С писательской деятельностью все проще, на уровне силлогизмов формальной логики: «Человек, не любящий читать, не может любить писать». И наоборот: человек, больше всего на свете любящий читать, может с определенной долей вероятности начать писать. Читать я начал в четыре года, дочитался до очков в ранней юности. А первые рассказики писал своим родителям лет в шесть. По молодости немножко баловался стихами для будущей жены. Потом — научное писательство, первая монография вышла еще в России, вторая уже в Чехии, статьи в медицинских журналах… Там уж рукой подать до художественной прозы. Так что здесь логики гораздо больше, чем в профессиональной карьере.
— В заглавие книги вынесено время действия — восьмидесятые. Почему вы решили обратиться к этому времени? Что в этом десятилетии кажется вам наиболее важным?
— Мы, дети восьмидесятых, чувствовали себя оставленными взрослыми, возможно, даже преданными. Хотя, конечно, взрослые не виноваты: их завертел такой водоворот событий, что едва успевай выгребать на поверхность, чтобы схватить глоток воздуха и снова бороться со стихией, тянущей на дно, во мглу.

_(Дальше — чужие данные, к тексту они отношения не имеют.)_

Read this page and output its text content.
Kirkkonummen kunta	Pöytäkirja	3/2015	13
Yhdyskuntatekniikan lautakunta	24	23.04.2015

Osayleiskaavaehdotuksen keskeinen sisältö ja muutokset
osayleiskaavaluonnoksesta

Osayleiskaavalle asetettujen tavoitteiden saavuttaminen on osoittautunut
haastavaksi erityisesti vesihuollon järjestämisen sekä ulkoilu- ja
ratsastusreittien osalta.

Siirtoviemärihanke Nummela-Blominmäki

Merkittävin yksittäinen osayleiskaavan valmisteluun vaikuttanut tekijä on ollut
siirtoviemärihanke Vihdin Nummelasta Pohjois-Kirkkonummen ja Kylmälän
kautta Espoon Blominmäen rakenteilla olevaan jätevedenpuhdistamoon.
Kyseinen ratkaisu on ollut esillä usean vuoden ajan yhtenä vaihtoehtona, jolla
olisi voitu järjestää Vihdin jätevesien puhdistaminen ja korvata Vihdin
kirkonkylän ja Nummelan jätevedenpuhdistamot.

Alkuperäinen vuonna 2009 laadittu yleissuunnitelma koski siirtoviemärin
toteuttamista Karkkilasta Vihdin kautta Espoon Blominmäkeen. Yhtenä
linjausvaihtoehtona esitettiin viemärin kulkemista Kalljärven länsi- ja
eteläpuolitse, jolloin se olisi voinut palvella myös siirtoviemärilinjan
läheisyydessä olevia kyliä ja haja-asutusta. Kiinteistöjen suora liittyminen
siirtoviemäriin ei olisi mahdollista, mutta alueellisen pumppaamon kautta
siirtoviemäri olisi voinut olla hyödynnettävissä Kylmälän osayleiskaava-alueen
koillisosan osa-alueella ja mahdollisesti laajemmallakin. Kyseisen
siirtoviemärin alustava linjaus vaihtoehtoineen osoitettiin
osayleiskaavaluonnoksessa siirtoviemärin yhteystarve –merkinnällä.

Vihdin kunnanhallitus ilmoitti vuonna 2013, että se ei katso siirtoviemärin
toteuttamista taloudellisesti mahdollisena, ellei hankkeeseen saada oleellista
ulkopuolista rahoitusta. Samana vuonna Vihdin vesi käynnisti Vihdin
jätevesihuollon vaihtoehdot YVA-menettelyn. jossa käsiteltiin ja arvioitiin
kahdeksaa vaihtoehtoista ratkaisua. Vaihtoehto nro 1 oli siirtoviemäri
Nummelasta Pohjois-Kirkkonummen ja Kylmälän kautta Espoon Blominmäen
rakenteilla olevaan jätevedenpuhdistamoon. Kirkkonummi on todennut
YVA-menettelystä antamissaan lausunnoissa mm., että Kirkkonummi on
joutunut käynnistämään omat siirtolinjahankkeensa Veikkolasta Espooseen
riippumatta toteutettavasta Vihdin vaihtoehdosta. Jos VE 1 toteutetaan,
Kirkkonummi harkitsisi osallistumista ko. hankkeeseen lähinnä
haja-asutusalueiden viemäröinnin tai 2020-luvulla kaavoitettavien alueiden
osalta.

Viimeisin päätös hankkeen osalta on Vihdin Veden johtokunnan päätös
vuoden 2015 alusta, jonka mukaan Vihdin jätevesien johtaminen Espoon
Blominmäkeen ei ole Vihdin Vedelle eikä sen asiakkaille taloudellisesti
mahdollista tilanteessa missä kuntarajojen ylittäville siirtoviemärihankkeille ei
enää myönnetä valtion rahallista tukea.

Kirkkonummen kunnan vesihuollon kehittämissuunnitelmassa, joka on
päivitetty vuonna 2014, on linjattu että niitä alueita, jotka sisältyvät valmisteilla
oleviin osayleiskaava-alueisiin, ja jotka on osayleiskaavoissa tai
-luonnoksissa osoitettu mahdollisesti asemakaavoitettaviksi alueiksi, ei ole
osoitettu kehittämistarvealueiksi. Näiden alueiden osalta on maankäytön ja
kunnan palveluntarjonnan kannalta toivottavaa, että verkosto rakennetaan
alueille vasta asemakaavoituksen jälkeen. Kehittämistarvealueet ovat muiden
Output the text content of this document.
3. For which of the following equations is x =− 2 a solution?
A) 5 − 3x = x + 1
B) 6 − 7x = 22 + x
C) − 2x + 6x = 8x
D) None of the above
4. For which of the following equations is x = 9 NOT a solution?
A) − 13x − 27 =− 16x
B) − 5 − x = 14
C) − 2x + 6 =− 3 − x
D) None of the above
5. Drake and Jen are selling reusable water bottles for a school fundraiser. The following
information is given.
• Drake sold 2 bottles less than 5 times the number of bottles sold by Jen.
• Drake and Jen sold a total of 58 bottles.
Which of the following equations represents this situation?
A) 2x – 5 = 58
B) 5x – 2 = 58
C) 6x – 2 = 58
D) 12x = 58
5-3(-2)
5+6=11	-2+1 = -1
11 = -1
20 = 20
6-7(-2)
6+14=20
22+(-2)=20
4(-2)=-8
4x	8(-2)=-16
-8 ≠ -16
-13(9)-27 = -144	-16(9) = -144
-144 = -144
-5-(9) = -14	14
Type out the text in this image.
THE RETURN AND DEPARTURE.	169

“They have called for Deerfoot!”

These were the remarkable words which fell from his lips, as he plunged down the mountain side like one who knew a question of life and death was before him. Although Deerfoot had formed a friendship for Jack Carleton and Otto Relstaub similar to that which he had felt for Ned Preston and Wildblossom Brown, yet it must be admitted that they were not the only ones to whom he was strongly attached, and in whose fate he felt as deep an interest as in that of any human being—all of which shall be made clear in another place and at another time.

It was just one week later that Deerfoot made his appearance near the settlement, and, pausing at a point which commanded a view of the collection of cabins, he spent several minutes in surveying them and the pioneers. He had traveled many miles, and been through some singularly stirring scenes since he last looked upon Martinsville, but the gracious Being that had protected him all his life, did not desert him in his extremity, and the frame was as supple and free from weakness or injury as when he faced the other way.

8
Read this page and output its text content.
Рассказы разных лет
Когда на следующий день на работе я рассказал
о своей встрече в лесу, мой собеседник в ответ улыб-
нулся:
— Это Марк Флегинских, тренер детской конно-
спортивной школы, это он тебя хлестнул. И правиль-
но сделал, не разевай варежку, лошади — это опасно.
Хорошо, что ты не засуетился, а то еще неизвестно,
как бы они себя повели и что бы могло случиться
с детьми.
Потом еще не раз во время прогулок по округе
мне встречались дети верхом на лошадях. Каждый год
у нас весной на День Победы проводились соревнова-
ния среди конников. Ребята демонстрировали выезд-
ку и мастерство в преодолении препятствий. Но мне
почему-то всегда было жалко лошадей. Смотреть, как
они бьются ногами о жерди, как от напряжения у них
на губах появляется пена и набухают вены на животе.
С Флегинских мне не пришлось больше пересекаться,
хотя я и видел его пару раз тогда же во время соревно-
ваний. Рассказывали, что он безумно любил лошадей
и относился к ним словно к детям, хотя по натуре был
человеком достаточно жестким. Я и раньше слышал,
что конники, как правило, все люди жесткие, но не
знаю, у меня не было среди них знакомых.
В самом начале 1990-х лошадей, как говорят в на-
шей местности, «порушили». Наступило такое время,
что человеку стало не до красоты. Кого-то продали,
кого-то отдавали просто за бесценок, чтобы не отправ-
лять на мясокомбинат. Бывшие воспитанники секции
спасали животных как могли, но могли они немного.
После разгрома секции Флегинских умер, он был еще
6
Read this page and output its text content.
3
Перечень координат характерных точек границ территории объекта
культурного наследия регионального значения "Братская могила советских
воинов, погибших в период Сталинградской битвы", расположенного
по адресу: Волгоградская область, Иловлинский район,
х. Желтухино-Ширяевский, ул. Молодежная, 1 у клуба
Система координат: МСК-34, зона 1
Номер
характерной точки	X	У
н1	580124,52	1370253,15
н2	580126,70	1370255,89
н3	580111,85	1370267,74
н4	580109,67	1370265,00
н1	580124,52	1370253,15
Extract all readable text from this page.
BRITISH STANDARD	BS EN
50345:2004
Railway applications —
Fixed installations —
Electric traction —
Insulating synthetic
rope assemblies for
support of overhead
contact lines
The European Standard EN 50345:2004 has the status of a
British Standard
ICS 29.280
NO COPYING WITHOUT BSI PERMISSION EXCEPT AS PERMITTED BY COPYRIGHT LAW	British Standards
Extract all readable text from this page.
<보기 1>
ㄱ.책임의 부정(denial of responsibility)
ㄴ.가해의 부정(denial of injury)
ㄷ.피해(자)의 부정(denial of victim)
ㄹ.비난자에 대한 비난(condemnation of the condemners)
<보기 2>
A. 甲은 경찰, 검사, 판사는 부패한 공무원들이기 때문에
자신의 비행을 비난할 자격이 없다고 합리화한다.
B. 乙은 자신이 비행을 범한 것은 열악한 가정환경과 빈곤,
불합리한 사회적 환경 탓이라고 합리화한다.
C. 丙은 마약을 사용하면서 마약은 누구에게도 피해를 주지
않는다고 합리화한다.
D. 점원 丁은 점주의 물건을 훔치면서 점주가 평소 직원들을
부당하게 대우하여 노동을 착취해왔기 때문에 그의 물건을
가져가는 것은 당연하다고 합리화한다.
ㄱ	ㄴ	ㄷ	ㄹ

В тексте романа есть эпизод, где отец, будучи в изрядном подпитии, забывает семилетнего Алешу на улице, приказав ждать снаружи перед дверьми детского сада, куда отправился за его младшей сестренкой, а потом вышел другими дверьми, с противоположной стороны. И мальчик там чуть не замерзает мартовским морозным вечером, не решаясь ослушаться отцовского слова. Я хотел передать в романе это ощущение детской безысходности, отчаяния, чувства брошенности и в то же время — невозможности ослушаться правил, привитых воспитанием…
Мне кажется, есть в этой сцене что-то символичное по отношению ко всем детям восьмидесятых: стоят они, несчастные, перед давно уже запертыми изнутри дверьми пустого детского сада, еще едва догадываясь о том, что никому больше не нужны, оставлены, брошены, еще живя тем, чему их учили старшие, подчиняясь внушенным ими правилам, императивам, которые старшими-то давно уже забыты, втихую отменены, а потом, немного позднее, и погибая в мартовских морозах девяностых…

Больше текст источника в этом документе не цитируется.